The promise and peril of Joe Biden’s front-runner campaign

  • by:
  • Source: LA Times
  • 07/31/2020
Joe Biden was whipping through his stump speech at a rustic lakeside campground here when he stumbled over the location of where exactly he spoke a few hours earlier at nearby Dartmouth College.

“I want to be clear, I’m not going nuts,” Biden told supporters perched on camp chairs on the shore of Loon Lake as the sun sank behind him, turning the sky sherbet shades of purple and pink. “I’m not sure whether it was the medical school or where the hell I spoke. But it was on the campus.”

It was a minuscule misstatement. But Biden’s irritation — he pointedly looked at the media covering the event as he corrected himself — was clear.

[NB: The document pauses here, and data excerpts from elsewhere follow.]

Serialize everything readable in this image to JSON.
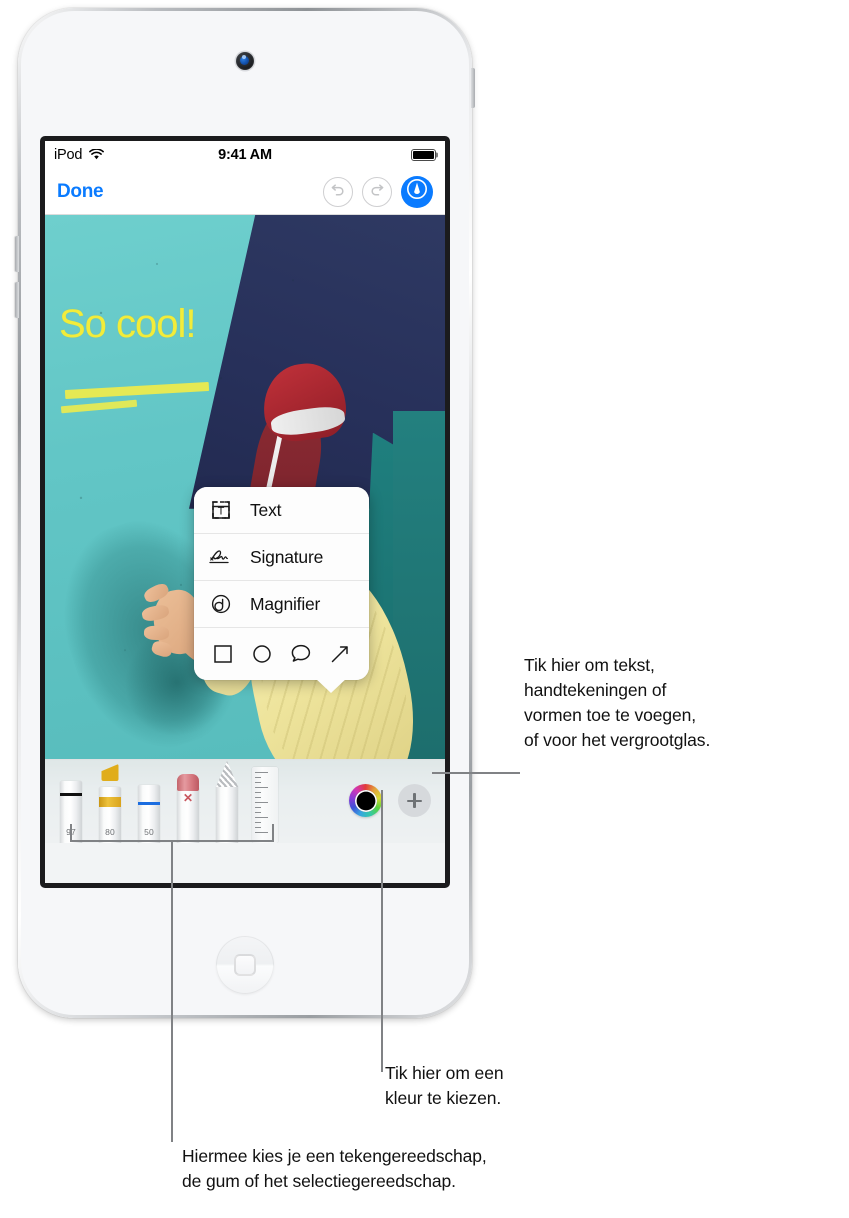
{
  "device": {
    "name": "iPod touch",
    "frame_color": "#f2f3f5"
  },
  "status_bar": {
    "carrier": "iPod",
    "wifi_icon": "wifi-icon",
    "time": "9:41 AM",
    "battery_icon": "battery-full-icon"
  },
  "nav_bar": {
    "done_label": "Done",
    "undo_icon": "undo-icon",
    "undo_enabled": false,
    "redo_icon": "redo-icon",
    "redo_enabled": false,
    "markup_icon": "markup-pen-icon",
    "markup_active": true,
    "accent_color": "#0a7bff"
  },
  "photo": {
    "annotation_text": "So cool!",
    "annotation_color": "#f2ec3a",
    "highlight_color": "#f0ec4a",
    "description": "Breakdancer in mid-move against teal and navy wall"
  },
  "popup_menu": {
    "items": [
      {
        "icon": "text-box-icon",
        "label": "Text"
      },
      {
        "icon": "signature-icon",
        "label": "Signature"
      },
      {
        "icon": "magnifier-icon",
        "label": "Magnifier"
      }
    ],
    "shapes": [
      {
        "icon": "square-shape-icon"
      },
      {
        "icon": "circle-shape-icon"
      },
      {
        "icon": "speech-bubble-shape-icon"
      },
      {
        "icon": "arrow-shape-icon"
      }
    ]
  },
  "toolbar": {
    "tools": [
      {
        "name": "pen-tool",
        "number": "97",
        "color": "#0f0f0f"
      },
      {
        "name": "highlighter-tool",
        "number": "80",
        "color": "#e0ad1b"
      },
      {
        "name": "pencil-tool",
        "number": "50",
        "color": "#1b6de0"
      },
      {
        "name": "eraser-tool",
        "number": "",
        "color": "#c8565e",
        "badge": "✕"
      },
      {
        "name": "lasso-tool",
        "number": "",
        "color": "#b9bcbf"
      },
      {
        "name": "ruler-tool",
        "number": "",
        "color": "#eceef0"
      }
    ],
    "color_picker": {
      "name": "color-wheel",
      "selected_color": "#000000"
    },
    "add_button": {
      "name": "add-annotation-button",
      "icon": "plus-icon"
    }
  },
  "callouts": [
    {
      "id": "callout-add",
      "lines": [
        "Tik hier om tekst,",
        "handtekeningen of",
        "vormen toe te voegen,",
        "of voor het vergrootglas."
      ]
    },
    {
      "id": "callout-color",
      "lines": [
        "Tik hier om een",
        "kleur te kiezen."
      ]
    },
    {
      "id": "callout-tools",
      "lines": [
        "Hiermee kies je een tekengereedschap,",
        "de gum of het selectiegereedschap."
      ]
    }
  ]
}
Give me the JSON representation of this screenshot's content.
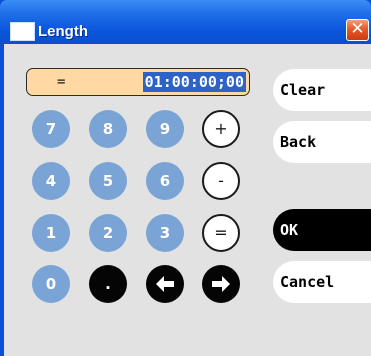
{
  "window": {
    "title": "Length",
    "close_glyph": "✕",
    "icon": "window-icon"
  },
  "display": {
    "operator": "=",
    "value": "01:00:00;00"
  },
  "keypad": {
    "k7": "7",
    "k8": "8",
    "k9": "9",
    "plus": "+",
    "k4": "4",
    "k5": "5",
    "k6": "6",
    "minus": "-",
    "k1": "1",
    "k2": "2",
    "k3": "3",
    "equals": "=",
    "k0": "0",
    "dot": ".",
    "left_icon": "arrow-left-icon",
    "right_icon": "arrow-right-icon"
  },
  "side": {
    "clear": "Clear",
    "back": "Back",
    "ok": "OK",
    "cancel": "Cancel"
  },
  "colors": {
    "titlebar": "#0a55dc",
    "display_bg": "#ffd8a3",
    "selection": "#2d63c9",
    "digit_key": "#7aa3d6",
    "client_bg": "#e2e2e2"
  }
}
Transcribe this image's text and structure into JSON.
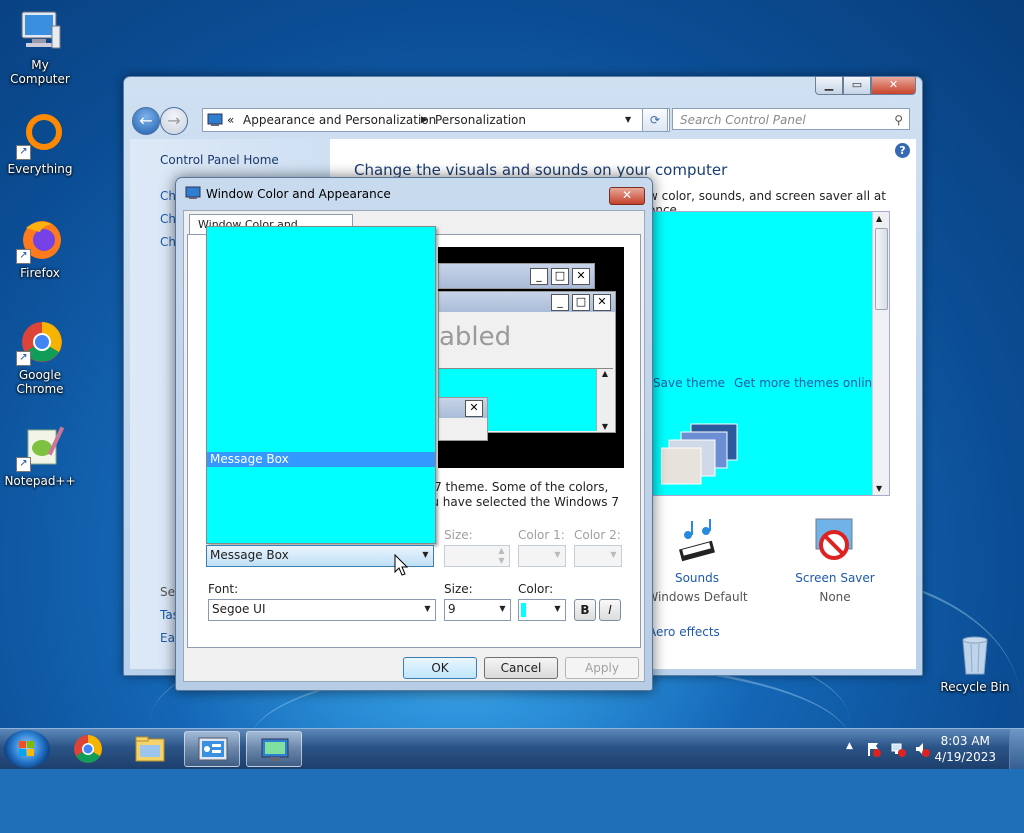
{
  "desktop_icons": [
    {
      "label": "My Computer",
      "icon": "computer-icon"
    },
    {
      "label": "Everything",
      "icon": "everything-icon"
    },
    {
      "label": "Firefox",
      "icon": "firefox-icon"
    },
    {
      "label_line1": "Google",
      "label_line2": "Chrome",
      "icon": "chrome-icon"
    },
    {
      "label": "Notepad++",
      "icon": "notepadpp-icon"
    },
    {
      "label": "Recycle Bin",
      "icon": "recycle-bin-icon"
    }
  ],
  "control_panel": {
    "breadcrumb_prefix": "«",
    "breadcrumb": [
      "Appearance and Personalization",
      "Personalization"
    ],
    "search_placeholder": "Search Control Panel",
    "left_home": "Control Panel Home",
    "left_links_partial": [
      "Ch",
      "Ch",
      "Ch"
    ],
    "see_also_partial": "See",
    "see_also_links_partial": [
      "Tas",
      "Eas"
    ],
    "heading": "Change the visuals and sounds on your computer",
    "subtext_partial": "w color, sounds, and screen saver all at once.",
    "save_theme": "Save theme",
    "get_more_themes": "Get more themes online",
    "sounds_label": "Sounds",
    "sounds_value": "Windows Default",
    "screensaver_label": "Screen Saver",
    "screensaver_value": "None",
    "aero_effects": "Aero effects"
  },
  "dialog": {
    "title": "Window Color and Appearance",
    "tab": "Window Color and Appearance",
    "preview": {
      "inactive_text_partial": "abled",
      "close_glyph": "✕",
      "min_glyph": "_",
      "max_glyph": "□"
    },
    "theme_text_line1": "s 7 theme.  Some of the colors,",
    "theme_text_line2": "ou have selected the Windows 7",
    "item_list_selected": "Message Box",
    "item_combo_value": "Message Box",
    "size_label_top": "Size:",
    "color1_label": "Color 1:",
    "color2_label": "Color 2:",
    "font_label": "Font:",
    "font_value": "Segoe UI",
    "font_size_label": "Size:",
    "font_size_value": "9",
    "font_color_label": "Color:",
    "bold_label": "B",
    "italic_label": "I",
    "ok": "OK",
    "cancel": "Cancel",
    "apply": "Apply",
    "accent_color": "#00ffff"
  },
  "taskbar": {
    "clock_time": "8:03 AM",
    "clock_date": "4/19/2023",
    "tray_arrow": "▲"
  }
}
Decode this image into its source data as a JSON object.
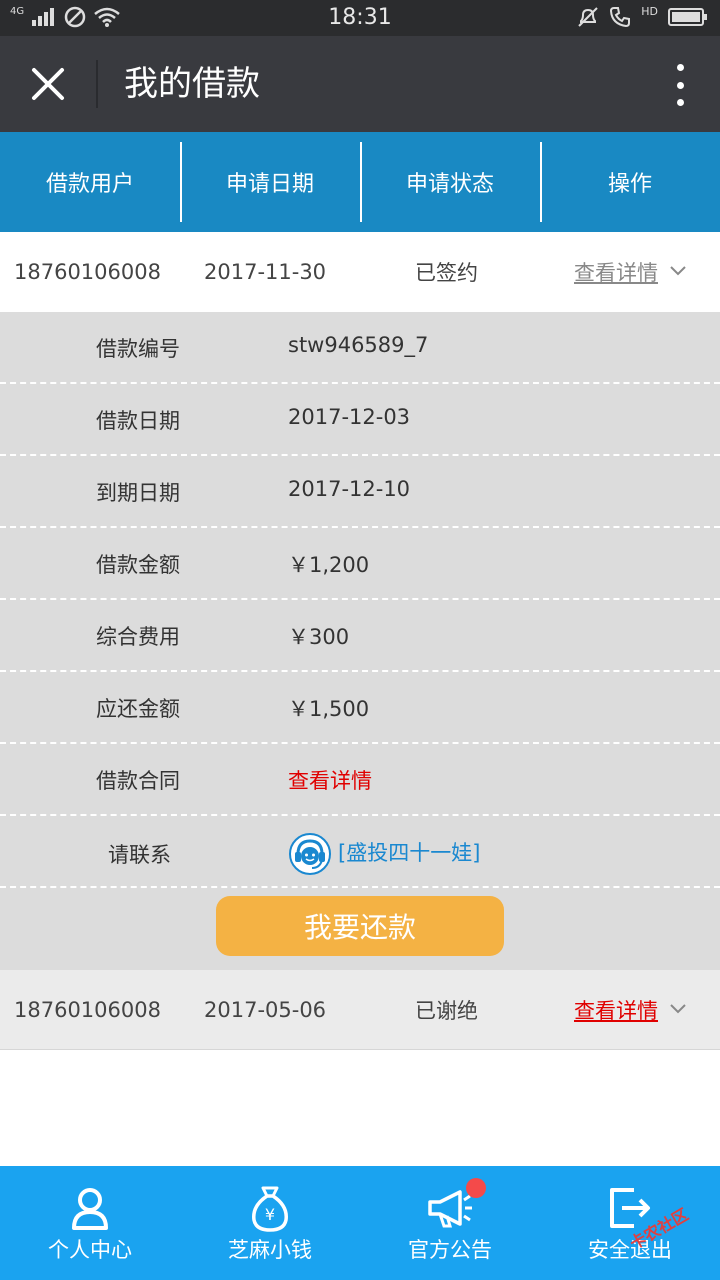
{
  "status_bar": {
    "network": "4G",
    "time": "18:31",
    "hd": "HD"
  },
  "title_bar": {
    "title": "我的借款"
  },
  "table_header": [
    "借款用户",
    "申请日期",
    "申请状态",
    "操作"
  ],
  "loans": [
    {
      "user": "18760106008",
      "date": "2017-11-30",
      "status": "已签约",
      "action": "查看详情"
    },
    {
      "user": "18760106008",
      "date": "2017-05-06",
      "status": "已谢绝",
      "action": "查看详情"
    }
  ],
  "details": {
    "loan_no": {
      "label": "借款编号",
      "value": "stw946589_7"
    },
    "loan_date": {
      "label": "借款日期",
      "value": "2017-12-03"
    },
    "due_date": {
      "label": "到期日期",
      "value": "2017-12-10"
    },
    "amount": {
      "label": "借款金额",
      "value": "￥1,200"
    },
    "fee": {
      "label": "综合费用",
      "value": "￥300"
    },
    "repay_amount": {
      "label": "应还金额",
      "value": "￥1,500"
    },
    "contract": {
      "label": "借款合同",
      "value": "查看详情"
    },
    "contact": {
      "label": "请联系",
      "value": "[盛投四十一娃]"
    },
    "repay_button": "我要还款"
  },
  "bottom_nav": [
    {
      "label": "个人中心",
      "icon": "person-icon"
    },
    {
      "label": "芝麻小钱",
      "icon": "money-bag-icon"
    },
    {
      "label": "官方公告",
      "icon": "megaphone-icon"
    },
    {
      "label": "安全退出",
      "icon": "logout-icon"
    }
  ],
  "watermark": "卡农社区",
  "colors": {
    "header_blue": "#1989c3",
    "nav_blue": "#1aa3f0",
    "repay_orange": "#f4b244",
    "link_red": "#e00000",
    "link_blue": "#1a88d0"
  }
}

The former vice president is the front-runner in the 2020 Democratic presidential race, yet he is facing real questions about the fragility of that status. Any misstep or gaffe sparks a flurry of news coverage that undermines the premise of his campaign — that he is the candidate best equipped to beat President Trump.

Four months since he launched his bid, Biden is intensifying his campaign’s focus on the electability argument. His first television ad emphasizes polls that show him beating Trump. The candidate stresses the point at campaign events. Even his wife, Jill Biden, pointedly argued to Democrats here that they should vote for Biden even if they liked another candidate better because he had the best chance of winning next year.